The MRN method is a specialized MRI technique used to demonstrate PN. It allows high resolution 3D demonstration of PN course, as well as detailed visualization of PN morphology and lesions 10. A 3T MRI is advantageous compared to 1,5T MRI, as it allows depiction of fine intraneural fascicles, which is useful for exact localization of PN pathologies 11. Other sequences, such as 3D T2-STIR SPACE with a spatial resolution of 1 mm3, can further complement MRN in order to visualize extremely fine neural structures. Data acquisition is followed by software processing, maximum intensity projection (MIP) reconstruction and 3D reconstruction. Individual sequences used to complement MRN as well as their setting vary, based on MRI manufacturers and strength of the magnetic field. It is necessary to tailor each diagnostic protocol based on the examined area 12.
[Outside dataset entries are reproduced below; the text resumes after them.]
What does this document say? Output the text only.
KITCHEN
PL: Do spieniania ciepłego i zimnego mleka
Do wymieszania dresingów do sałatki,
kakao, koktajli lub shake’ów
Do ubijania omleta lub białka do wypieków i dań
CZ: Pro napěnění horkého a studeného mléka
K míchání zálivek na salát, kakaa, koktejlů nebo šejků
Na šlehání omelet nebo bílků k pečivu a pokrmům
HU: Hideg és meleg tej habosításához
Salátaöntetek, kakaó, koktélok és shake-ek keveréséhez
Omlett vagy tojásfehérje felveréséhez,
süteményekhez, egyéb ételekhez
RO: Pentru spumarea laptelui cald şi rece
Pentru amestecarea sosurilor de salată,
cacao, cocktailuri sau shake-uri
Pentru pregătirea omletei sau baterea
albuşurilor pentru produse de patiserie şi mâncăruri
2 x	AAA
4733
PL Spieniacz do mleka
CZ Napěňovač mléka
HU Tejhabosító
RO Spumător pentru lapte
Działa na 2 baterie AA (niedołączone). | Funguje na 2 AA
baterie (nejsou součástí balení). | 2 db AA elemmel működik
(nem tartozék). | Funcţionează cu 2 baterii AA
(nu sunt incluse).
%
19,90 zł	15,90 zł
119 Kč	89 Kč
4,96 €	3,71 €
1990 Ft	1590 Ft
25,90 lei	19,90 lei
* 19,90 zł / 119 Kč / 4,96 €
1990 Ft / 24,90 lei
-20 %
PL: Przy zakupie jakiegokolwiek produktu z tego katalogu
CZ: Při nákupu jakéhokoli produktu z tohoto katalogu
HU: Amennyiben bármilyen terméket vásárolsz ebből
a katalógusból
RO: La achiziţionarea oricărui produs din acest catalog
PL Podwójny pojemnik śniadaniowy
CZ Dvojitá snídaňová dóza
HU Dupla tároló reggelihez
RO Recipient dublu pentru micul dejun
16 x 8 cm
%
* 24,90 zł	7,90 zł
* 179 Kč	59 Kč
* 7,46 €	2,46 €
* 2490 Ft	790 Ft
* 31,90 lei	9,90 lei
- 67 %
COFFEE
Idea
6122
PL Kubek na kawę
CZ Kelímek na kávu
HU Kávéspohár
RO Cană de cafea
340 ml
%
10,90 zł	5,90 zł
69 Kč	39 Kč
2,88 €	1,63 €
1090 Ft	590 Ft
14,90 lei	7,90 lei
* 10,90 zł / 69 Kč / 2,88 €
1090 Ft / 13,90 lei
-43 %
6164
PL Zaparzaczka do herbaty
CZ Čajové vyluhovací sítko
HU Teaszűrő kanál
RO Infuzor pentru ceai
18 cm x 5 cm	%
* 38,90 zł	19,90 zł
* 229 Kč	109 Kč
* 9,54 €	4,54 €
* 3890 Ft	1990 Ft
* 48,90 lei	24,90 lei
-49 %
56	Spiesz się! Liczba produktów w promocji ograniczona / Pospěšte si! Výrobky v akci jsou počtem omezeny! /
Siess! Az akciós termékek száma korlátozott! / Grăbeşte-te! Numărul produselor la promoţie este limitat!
Diffusion tensor imaging (DTI) is unique, compared to qualitative structural methods of MRN or conventional MRI, in that it provides quantitative microstructural information, which reflects functional integrity of neural fibres 13. This technique is based on principles similar to diffusion weighted imaging (DWI), which are based on visualization of water molecule diffusion (hydrogen proton bound in water molecules) in the examined tissue. Neural axons are a type of tissue, in which this process is heavily influenced by fibre microstructure. Water molecules diffuse most efficiently in a direction parallel to the long axis of neurons. Diffusion perpendicular to the neuron axis is limited due to the presence of myelin sheaths and neuronal membranes, which inhibit this process (anisotropic diffusion) 14. Damage or degradation of neuronal membranes or myelin sheaths, which can be caused by a variety of pathological processes, leads to a decrease in fraction anisotropy (FA), an increase of the apparent diffusion coefficient (ADC) and can be detected using DTI 15. FA and ADC are the most widely used scalar maps of the diffusion tensor. Consequent software processing of the obtained data allows 3D reconstruction of neural tracts – MR tractography (MRT). In order to obtain better anatomical context of the nerve, MRT allows projection of these reconstructed images into images of conventional MRI sequences 13. The disadvantage of DTI include, motion artefacts, which prevent the acquisition of usable images, or differentiation between neural and muscle fibres. These technical issues can be partially reduced with the use of adequate MR array coils, optimization of imaging protocols reducing their length or post-processing.
Advanced MRI techniques allow us to obtain detailed structural and microstructural information concerning PN disorders including PNTs. They expand the range of diagnostic tools available for the diagnosis of PNTs and allow optimal surgical planning, potentially decreasing the risks of patient morbidity. Technological advancements will most likely result in further improvement of these methods and their gradual integration into MRI diagnostic protocols used in clinical practice.
This study was supported by a grant of AZV MZ CR No. 17-28587A.